Is there really no way to decouple non-local control-flow constructs (which seem useful in general!) from exceptions? (JVM byte-code has labeled jumps for a reason I guess).
In my mind using exceptions for control-flow looks just completely wrong. (And I think this is also what gets taught mostly[1]).
Exceptions are exceptional: They are there to recover on a higher level form really bad error situations. Most of the time you should not even try to catch them in your code, because recovery form a really bad error is very often impossible to correctly achieve locally anyway. (Only your supervisor may know what to do when you’re seriously ill, or die). Please see also the linked SO answers for that line of reasoning.
Languages like Java or Python are a terrible example OTOH, as they routinely (mis)use exceptions for control flow. I think we should not imitate that.
I like the idea of boundary / break
that @odersky proposed on GitHub because it’s not an unbounded goto
(like exceptions!) but still structured programming; but I think it should not be leaky.
I think, if I would dig into how it works I would be annoyed if I would find (slow and heavyweight) exceptions—as this mostly kills the purpose as a fast “ejector seat” form some long running task. And I would be even more annoyed if those exceptions would interoperate in any way with regular, user-level, exceptions.
This whole discussion here wouldn’t be needed if control-flow would be cleanly separated form exception handling. This are imho two different topics and therefore should be handled completely separately. Mixing unrelated things always creates much to many gotchas that will bite people in unexpected and very annoying ways (as we actually just see here with the interaction of those control “exceptions” with everything around). @odersky is right that this is terrible. But making the already bad and leaky abstraction fully transparent as a consequence is even worse!
And while I'm here, maybe I should mention something that I don't understood in this context: Why the hell does Scala still include `return` (in the Java sense)? This should not exist at all as it's just two different ways to do the same thing. There is absolutely no advantage to have a `return` keyword in the language for *normal* function return. That's just one more thing to explain to new people: "Sure, you could write 'return' here at the end as in Java, but we actually never do that." Usual newbie reaction: "WTF?!".

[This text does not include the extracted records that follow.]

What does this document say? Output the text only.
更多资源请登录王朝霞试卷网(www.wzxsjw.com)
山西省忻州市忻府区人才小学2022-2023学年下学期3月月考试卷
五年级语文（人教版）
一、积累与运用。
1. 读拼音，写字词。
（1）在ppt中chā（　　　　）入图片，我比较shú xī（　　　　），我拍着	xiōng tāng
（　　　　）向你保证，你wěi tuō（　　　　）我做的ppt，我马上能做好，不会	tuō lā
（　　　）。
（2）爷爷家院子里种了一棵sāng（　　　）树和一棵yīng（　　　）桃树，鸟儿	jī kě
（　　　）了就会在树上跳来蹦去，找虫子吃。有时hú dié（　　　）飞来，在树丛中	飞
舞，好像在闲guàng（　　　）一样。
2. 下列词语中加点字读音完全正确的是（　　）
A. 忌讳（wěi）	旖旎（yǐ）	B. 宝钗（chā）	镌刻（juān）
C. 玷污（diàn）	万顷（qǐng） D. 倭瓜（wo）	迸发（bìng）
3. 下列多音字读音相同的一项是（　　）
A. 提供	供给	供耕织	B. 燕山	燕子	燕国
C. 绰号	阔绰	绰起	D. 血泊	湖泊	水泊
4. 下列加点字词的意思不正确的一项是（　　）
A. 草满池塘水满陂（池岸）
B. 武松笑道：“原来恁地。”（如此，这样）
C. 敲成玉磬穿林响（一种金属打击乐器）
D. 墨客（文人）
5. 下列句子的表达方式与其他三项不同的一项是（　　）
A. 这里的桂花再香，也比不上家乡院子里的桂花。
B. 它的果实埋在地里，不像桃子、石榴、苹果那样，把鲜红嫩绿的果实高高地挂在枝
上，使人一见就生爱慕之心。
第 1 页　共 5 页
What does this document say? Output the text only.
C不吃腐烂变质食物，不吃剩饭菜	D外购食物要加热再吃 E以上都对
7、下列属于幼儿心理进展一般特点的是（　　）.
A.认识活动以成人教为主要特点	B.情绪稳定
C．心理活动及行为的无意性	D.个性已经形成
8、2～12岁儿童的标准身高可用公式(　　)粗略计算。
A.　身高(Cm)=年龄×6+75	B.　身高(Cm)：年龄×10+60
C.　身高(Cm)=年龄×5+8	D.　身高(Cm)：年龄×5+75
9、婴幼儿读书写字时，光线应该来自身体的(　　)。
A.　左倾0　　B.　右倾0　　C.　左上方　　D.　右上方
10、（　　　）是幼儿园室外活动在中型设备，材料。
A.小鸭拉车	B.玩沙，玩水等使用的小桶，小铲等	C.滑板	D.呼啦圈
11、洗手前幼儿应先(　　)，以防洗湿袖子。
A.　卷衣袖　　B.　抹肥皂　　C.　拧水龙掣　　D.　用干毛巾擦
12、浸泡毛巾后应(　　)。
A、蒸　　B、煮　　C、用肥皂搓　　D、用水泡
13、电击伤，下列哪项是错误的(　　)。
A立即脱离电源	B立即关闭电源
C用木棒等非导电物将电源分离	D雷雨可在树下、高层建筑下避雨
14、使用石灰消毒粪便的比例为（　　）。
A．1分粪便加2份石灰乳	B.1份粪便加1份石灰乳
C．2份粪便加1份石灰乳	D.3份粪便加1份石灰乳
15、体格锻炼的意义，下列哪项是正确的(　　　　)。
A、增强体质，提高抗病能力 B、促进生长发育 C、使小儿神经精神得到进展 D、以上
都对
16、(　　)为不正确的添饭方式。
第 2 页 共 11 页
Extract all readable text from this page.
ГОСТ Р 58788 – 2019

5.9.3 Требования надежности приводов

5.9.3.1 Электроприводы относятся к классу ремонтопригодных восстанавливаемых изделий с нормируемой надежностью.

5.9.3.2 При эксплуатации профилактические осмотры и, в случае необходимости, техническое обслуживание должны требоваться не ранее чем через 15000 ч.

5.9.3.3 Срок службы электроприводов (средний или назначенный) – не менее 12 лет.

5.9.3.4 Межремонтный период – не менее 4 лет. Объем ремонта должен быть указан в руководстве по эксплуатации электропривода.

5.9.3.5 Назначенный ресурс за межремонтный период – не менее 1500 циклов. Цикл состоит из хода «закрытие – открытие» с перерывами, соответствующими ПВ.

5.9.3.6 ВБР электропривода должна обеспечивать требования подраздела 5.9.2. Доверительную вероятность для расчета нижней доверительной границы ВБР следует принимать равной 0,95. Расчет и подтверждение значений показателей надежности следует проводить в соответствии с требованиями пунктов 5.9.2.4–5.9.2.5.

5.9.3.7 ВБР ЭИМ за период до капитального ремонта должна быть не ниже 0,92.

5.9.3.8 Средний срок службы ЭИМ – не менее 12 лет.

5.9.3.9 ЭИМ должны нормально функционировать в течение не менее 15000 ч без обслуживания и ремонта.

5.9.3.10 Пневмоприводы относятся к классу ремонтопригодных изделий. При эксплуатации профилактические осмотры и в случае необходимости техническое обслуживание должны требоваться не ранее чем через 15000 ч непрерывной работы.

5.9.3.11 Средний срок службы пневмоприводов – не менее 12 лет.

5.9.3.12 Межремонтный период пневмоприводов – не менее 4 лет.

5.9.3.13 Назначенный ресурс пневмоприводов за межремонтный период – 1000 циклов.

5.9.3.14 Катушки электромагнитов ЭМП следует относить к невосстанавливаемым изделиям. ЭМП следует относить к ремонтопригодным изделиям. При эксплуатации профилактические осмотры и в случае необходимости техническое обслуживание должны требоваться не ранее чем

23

If there would be no “regular” return
in the language, there would be also no problem to use that keyword for non-local returns… And we could bikeshed whether break
or return
would match up better with boundary
.
I’ve just remembered one likes to have “multiple returns” in some cases, and than you would need such keyword (even multiple returns are considered a code smell in some circles; but I would not sign this claim, I guess).
But how about streamlining this idea: Multiple returns get used for the same purpose as no-local returns in deeply nested scopes: To abort
tasks early!
So I think I would rename return
to abort
(even in the case of non-local control flow), and make it at the same time an error to use abort
as last statement. That way abort
would be reserved to actually always abort something. (And it should be still not implemented as exceptions even in the case of no-local abort! As aborting something is not something exceptional, and not error handling, but part of the happy path of execution, imho). bounded
/ abort
sounds also fine to me. I guess abort
would even make sens intuitively in the context of Futures. This spontaneous idea looks like a win.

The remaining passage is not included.